Benjie’s sequences will undoubtedly be the audience favorite. The star of a hit TV series, Benjie has become a brand name with his own raunchy film comedy franchise, Bad Babysitter. Only 13-years-old and already serving a stint in rehab for drug abuse, Benjie is the precocious adolescent id that one minute is visiting a “Make a Wish” child in the hospital and is in the next moment calling his personal assistant a “Jew faggot.” In one of the movie’s best scenes, Benjie and his mother sit before a sterile board of studio executive plastic smiles as he is needled about how he can stay sober for Bad Babysitter 2. Caring more about his PR appeal than his actual health, the execs have all the genuine concern of Christopher Lee staring at the next Wicker Man.

However, as mean-spiritedly amusing as Maps to the Stars can be, eventually it becomes apparent that self-satisfied cruelty is all the picture is trading on. Traditionally, Cronenberg finds an unquenchable humanity in his subject matter, no matter how ugly or obscured by make-up prosthetics or Russian mafia tattoos. Conversely, the far more lightly-touched Maps feels shockingly removed from the authenticity usually sought by a filmmaker who once made a term paper on Freud and Jung into a masterpiece of understated drama. Pattinson who proved to be an untapped resource in Cronenberg’s last film, Cosmopolis, only exists here to reinforce there are no nice people in this business. A chuckle about how he intends to convert to Scientology to help his career is all he has to go on as a character builder.

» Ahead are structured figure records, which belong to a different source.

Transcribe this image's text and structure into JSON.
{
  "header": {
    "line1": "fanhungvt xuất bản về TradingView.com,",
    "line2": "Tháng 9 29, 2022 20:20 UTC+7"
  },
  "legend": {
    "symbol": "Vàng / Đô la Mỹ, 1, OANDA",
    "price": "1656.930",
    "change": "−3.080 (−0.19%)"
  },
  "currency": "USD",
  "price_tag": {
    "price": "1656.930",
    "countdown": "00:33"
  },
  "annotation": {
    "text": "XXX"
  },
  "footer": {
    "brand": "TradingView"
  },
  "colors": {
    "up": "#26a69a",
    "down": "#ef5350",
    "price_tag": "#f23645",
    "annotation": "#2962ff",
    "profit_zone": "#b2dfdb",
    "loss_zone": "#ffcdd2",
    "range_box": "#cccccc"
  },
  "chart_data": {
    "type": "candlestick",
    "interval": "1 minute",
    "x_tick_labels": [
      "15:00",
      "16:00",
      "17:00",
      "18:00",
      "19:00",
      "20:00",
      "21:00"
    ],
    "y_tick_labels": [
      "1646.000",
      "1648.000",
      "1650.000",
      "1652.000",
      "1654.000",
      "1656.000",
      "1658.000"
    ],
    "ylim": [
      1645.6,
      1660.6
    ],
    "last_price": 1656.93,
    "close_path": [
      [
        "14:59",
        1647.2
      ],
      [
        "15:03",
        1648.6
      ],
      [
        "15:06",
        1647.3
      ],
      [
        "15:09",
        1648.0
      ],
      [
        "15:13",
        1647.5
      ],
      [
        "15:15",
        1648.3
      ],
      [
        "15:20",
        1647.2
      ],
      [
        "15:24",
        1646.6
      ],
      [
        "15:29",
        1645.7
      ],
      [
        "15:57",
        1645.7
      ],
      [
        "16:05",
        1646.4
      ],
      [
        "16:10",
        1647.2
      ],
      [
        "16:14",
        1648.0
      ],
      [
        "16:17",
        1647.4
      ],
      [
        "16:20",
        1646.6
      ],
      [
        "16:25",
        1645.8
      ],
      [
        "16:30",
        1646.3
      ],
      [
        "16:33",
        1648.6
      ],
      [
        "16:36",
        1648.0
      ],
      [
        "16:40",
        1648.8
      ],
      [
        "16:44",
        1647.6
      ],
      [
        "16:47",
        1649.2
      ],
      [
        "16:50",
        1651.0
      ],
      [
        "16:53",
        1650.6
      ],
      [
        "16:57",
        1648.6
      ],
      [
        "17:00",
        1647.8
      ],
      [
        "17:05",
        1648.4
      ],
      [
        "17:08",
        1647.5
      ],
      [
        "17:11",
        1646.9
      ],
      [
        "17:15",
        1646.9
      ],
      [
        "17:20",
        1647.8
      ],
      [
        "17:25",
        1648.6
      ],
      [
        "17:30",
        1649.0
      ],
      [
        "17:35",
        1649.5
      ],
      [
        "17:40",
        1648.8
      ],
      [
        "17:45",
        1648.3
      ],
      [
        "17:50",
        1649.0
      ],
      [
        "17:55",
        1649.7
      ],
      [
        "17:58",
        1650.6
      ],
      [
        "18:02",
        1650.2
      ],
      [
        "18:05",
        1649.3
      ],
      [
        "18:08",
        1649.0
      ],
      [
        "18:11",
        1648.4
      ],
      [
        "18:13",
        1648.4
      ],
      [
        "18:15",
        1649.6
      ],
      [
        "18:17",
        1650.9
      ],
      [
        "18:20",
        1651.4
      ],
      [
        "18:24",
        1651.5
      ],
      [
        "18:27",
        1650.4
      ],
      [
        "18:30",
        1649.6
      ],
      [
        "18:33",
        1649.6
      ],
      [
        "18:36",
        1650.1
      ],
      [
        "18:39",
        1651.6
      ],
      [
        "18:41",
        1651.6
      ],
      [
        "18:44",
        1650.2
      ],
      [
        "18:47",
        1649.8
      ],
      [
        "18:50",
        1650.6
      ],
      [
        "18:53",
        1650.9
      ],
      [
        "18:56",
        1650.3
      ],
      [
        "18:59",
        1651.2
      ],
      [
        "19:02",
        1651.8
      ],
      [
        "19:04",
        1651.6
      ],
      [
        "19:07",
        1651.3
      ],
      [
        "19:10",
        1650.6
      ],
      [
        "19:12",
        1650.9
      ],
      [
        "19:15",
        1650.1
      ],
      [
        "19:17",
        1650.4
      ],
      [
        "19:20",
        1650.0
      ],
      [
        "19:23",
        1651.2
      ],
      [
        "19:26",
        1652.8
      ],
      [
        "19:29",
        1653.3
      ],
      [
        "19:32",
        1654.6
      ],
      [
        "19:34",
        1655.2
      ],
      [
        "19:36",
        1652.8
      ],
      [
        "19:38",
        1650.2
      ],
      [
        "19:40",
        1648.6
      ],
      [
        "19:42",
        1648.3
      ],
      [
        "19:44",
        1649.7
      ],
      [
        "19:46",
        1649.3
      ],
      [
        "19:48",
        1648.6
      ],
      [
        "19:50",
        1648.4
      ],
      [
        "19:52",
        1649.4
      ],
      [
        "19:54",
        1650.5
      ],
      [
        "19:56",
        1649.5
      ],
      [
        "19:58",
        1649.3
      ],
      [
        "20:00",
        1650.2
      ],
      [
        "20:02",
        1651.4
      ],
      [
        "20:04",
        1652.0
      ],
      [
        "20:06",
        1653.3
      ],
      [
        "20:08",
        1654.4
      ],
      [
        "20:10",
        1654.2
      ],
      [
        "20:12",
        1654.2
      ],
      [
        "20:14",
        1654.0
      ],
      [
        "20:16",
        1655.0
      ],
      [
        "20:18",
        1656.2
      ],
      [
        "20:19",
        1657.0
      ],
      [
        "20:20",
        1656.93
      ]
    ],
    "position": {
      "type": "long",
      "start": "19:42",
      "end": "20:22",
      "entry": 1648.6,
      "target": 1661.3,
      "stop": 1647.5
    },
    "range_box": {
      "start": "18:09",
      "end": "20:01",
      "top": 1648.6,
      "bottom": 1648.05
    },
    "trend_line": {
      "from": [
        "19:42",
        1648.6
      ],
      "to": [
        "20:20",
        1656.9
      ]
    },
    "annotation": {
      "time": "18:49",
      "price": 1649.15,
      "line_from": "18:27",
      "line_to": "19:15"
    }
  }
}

To be sure, the best roles in the film belong to Moore and Wasikowska. The latter finds an eerily otherworldly sunshine to project when her insides must look more like the Northeast in January, as opposed to her summertime Southern California surroundings. Moore, meanwhile, devours the part of an industry veteran who still mistakes sex for negotiation and employees as playthings. There is a wordless desperation in every strained laugh and joy that when true happiness finally comes, in the grimmest of contexts, it is a terror to behold.

But much like Benjie’s far more contemporary deconstruction of vapidity and self- aggrandizement, it comes to little when the third act devolves into lurid plot twists of soap operatic proportions. There is a film-within-a-film bandied about between screenwriters on the subject of a “mythical” and beautiful indie flick centered on incest. But when the actual incest revelations come tumbling out of this movie, their shock stems solely from the blatantly miscalculated manipulation of Maps’ own screenplay.

Early on in Maps to the Stars, Carrie Fisher appears as herself in a delicious cameo that embodies all the cynicism the rest of the movie strains for. As an actress who has teased an encyclopedic knowledge of Golden Age immorality that might even make this film blush, she appears as a friend and confidant to Moore’s fictional daughter of Hollywood aristocracy. And it strikes one that Fisher, no stranger to movie star mothers (or illicit affairs from any number of family members), could one day craft the perfect show biz caricature that so many other efforts long to be.

But for this picture, it really is like being on a tour bus to the stars. You think you’re going somewhere celestial or salacious but wind up with that barren feeling of disappointment by journey’s end.